We have discussed before what a margin account is. In a margin purchase, the portion of the value of an investment that is not borrowed is called the margin. The portion that is borrowed incurs an interest that is based on the broker’s call money rate, which is the rate brokers pay to borrow bank funds for lending to customer margin accounts. Here are a few case scenarios of margin accounts calculations:
Example 1: The Account Balance Sheet
You want to buy 1000 TechnologySage shares at $24 per share. You put up $18,000 and borrow the rest.
Solution
Amount borrowed = $24,000 – $18,000 = $6,000
Margin = $18,000 / $24,000 = 75%
ASSETS LIABILITIES AND ACCOUNT EQUITY
1000 WM shares $24,000 Margin loan $ 6,000
Account equity 18,000
Total $24,000 Total $24,000
In a margin purchase, the minimum margin that must be supplied is called the initial margin. The maintenance margin is the minimum margin that must be present at all times in a margin account. When the margin drops below the maintenance margin, the broker may demand for more funds. This is known as a margin call.
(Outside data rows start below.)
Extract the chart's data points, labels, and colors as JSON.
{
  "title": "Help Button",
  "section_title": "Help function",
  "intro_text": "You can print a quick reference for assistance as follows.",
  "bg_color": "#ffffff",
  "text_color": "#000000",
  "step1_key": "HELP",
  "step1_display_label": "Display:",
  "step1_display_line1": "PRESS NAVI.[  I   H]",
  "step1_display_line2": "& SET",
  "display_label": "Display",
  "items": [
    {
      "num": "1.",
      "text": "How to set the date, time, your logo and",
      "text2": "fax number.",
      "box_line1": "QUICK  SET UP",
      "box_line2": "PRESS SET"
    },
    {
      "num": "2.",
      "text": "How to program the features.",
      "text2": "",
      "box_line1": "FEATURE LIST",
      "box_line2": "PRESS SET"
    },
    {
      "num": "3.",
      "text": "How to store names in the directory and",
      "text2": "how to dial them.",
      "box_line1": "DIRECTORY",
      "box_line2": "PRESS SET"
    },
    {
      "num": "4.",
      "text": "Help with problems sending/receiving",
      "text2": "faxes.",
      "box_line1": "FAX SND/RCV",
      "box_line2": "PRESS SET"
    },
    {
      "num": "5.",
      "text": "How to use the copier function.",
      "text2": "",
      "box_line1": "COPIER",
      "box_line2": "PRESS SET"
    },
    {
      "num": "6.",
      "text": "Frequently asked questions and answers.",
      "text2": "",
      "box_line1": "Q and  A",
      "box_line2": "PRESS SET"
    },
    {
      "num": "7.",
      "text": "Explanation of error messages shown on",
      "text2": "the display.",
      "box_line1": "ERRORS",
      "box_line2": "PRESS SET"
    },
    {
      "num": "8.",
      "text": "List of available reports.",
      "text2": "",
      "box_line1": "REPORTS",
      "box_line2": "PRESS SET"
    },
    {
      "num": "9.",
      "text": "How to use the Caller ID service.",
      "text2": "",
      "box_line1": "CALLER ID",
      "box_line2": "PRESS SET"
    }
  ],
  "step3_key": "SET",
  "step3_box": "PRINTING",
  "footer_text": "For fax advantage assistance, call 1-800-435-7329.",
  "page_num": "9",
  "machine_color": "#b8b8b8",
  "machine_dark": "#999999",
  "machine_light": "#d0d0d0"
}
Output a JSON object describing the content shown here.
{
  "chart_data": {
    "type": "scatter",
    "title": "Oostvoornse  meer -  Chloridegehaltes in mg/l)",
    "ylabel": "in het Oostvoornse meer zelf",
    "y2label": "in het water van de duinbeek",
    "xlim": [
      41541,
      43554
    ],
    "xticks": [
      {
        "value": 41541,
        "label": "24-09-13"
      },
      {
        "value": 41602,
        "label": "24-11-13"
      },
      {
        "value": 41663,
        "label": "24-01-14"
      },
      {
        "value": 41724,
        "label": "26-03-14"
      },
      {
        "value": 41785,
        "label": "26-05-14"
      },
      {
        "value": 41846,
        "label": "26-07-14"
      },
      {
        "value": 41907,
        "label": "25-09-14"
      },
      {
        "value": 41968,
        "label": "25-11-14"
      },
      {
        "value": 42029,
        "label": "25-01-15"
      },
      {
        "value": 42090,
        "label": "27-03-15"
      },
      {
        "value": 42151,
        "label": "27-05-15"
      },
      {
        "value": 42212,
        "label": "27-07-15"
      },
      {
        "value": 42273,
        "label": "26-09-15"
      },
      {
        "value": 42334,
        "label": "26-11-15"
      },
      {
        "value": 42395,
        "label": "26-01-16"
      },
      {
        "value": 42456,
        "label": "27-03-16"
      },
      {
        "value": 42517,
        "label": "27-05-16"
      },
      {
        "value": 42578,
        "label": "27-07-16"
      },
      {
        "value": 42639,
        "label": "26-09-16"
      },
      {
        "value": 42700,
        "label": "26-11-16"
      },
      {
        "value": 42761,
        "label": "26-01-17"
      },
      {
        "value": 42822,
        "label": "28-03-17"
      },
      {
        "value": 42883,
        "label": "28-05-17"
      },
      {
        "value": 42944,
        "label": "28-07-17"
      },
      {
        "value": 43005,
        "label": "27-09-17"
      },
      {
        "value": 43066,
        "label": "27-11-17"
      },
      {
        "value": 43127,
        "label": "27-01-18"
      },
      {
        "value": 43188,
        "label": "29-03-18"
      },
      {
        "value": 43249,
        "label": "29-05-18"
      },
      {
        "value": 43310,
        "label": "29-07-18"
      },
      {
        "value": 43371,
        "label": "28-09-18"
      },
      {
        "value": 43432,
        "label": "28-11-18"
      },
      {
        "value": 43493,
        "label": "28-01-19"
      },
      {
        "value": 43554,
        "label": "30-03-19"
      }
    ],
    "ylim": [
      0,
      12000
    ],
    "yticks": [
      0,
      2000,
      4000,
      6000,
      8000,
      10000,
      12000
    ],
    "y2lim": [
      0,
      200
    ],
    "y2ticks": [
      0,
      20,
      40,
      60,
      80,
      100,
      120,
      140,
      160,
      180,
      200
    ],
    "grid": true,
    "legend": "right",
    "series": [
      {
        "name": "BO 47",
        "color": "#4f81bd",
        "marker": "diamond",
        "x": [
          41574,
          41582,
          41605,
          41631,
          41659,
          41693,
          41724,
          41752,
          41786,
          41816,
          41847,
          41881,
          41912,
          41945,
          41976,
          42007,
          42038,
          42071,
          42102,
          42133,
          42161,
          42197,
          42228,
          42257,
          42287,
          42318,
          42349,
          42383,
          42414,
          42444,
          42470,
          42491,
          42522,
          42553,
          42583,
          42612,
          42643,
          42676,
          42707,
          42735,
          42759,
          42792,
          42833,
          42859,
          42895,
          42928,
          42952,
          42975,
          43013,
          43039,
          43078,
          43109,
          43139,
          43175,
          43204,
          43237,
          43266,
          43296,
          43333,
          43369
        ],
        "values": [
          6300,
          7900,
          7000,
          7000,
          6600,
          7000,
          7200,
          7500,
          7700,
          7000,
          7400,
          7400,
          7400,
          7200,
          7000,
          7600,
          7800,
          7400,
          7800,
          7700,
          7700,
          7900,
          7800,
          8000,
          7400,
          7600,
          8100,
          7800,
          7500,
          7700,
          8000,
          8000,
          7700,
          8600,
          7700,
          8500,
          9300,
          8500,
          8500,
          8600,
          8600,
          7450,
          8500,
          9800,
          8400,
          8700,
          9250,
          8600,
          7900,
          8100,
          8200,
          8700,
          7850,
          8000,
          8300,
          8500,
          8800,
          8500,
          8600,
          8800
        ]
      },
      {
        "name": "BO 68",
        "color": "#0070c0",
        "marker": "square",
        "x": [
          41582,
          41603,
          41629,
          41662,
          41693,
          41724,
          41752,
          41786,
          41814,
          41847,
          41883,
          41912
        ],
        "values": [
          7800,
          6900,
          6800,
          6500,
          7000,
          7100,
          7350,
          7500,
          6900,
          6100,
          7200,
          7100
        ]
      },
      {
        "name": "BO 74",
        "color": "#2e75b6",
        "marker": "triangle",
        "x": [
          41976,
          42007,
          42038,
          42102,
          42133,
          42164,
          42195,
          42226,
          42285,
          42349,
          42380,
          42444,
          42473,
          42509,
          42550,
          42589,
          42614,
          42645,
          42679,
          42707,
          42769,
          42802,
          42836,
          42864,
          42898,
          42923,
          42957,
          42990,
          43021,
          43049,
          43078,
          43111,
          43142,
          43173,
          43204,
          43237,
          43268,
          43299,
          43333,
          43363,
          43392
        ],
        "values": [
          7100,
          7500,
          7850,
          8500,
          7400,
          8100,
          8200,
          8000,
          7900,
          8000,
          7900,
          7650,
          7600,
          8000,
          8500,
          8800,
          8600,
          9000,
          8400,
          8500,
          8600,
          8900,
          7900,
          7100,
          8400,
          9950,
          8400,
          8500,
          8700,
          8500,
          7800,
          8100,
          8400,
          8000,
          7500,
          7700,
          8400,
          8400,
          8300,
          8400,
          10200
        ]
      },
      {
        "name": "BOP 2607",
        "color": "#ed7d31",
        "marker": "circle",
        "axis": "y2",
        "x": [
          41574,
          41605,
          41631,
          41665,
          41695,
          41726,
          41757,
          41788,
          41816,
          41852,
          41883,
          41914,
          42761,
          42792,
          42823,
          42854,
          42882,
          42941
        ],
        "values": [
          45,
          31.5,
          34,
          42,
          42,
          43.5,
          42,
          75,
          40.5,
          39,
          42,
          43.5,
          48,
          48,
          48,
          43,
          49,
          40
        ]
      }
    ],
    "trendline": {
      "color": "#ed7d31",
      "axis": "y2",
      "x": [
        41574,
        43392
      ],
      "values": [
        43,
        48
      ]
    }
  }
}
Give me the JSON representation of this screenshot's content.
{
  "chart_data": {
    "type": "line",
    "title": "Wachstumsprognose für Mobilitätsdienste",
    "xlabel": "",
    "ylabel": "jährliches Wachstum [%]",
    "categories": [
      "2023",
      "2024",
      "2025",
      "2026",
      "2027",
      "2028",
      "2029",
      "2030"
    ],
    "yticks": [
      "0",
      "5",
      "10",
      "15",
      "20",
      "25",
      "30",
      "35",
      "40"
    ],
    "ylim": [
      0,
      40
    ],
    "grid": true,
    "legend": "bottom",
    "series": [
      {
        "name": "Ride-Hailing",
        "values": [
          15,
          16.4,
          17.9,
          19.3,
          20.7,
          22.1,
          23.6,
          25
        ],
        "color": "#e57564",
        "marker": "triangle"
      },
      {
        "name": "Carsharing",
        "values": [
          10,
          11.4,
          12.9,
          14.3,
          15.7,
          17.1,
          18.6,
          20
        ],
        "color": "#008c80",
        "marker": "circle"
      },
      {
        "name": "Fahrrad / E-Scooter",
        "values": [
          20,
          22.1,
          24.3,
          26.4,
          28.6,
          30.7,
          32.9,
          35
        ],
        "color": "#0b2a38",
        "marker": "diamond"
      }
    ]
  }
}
Read also: Choosing A Broker And The Broker Customer Relationships
Example: Margin Requirements
Your account requires an initial margin of 50% and a maintenance margin of 30%. Stock A is selling at $50 per share. You have $20,000, and you want to buy as much of stock A as you possibly can.
Solution:
You may buy up to $20,000 / 0.5 = $40,000 worth of shares.
ASSETS LIABILITIES AND ACCOUNT EQUITY
800 A shares $40,000 Margin loan $20,000
Account equity 20,000
Total $40,000 Total $40,000
Example: Margin Requirements
After your purchase, the share price of stock A falls to $35 per share.
ASSETS LIABILITIES AND ACCOUNT EQUITY
800 A shares $28,000 Margin loan $20,000
Account equity 8,000
Total $28,000 Total $28,000
New margin = $8,000 / $28,000 = 28.6% which is less than maintenance margin of 30% Therefore, you are subject to a margin call.
In conclusion, Margin is a form of financial leverage. It is important to bear in mind that when you borrow money to make an investment, the impact is to magnify both your gains and your losses. You should therefore deal with margin accounts with caution.